“It will all be like a bad dream, like your cancer never happened.” That's what the first oncologist said to me five years ago. That pissed me off, it was condescending and from a true place of not really knowing. Bad dream was not accurate. Cancer was a seminal point in my life, not a nightmare. Read my blog “You’re fired!” that was that oncologist!
Five year's ago on Christmas Eve, I got the news the biopsy I had on my left breast was benign, but the radiologist said "I know this is cancer, regardless of the biopsy." He was so right and amazing. He had the courage to tell me the truth and the compassion of knowing how this call would impact me? Can you imagine what his Christmas Eve was like calling people and telling them "you have cancer" or delivering the gift, "you don't have cancer." God love that man. He told the hard truths to others like me that day. While my family was celebrating the diagnosis of benign biopsy that night, I knew he was right.
Five years later, New Year's 2018, I am healthy and free of cancer for now. I don't see cancer as a bad dream, it gave me the vision for GO Lisey, it was a challenge to show my tenacity and fortitude. It showed me how to ask for help from my family and friends and to see how much they really love me. It inspired me to write about my experience to share and lift others up. Glam Gowns and Guy Gown and more to come!

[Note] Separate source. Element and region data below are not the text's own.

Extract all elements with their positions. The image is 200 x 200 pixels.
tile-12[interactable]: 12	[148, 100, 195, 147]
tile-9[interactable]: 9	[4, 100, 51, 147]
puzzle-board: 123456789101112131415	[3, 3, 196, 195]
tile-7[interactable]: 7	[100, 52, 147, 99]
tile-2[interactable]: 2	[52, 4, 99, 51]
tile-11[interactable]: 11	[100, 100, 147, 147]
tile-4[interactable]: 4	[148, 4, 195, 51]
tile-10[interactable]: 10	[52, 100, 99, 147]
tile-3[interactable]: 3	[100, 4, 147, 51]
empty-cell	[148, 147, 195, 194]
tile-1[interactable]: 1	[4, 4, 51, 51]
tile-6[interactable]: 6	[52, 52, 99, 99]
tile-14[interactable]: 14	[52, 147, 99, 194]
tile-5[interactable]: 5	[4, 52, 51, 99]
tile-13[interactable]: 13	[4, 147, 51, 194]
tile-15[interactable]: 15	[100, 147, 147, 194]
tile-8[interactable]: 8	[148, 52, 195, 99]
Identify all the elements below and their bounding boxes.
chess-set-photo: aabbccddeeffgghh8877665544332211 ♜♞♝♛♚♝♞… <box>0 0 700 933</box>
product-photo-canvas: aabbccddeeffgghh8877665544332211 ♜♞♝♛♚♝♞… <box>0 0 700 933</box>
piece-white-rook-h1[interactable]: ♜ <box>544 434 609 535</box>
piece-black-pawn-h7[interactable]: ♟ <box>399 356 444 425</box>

I know with lobular breast cancer, my chances of the cancer coming back in ten years is real. And I know I have what it takes to battle it...my attitude, choosing my mood, collecting my support system and medical team, taking care of my health....all tools to tackle it if it come back.
You know what...use your cancer as an opportunity to reevaluate, to ask for help, to see what you are made of! Cancer is not a bad dream---yes it sucks, and it can have many blessings if you choose to see them. I'm alive, I'm healthy, I survived...I can celebrate that! So happy 2018...what are you going to celebrate today?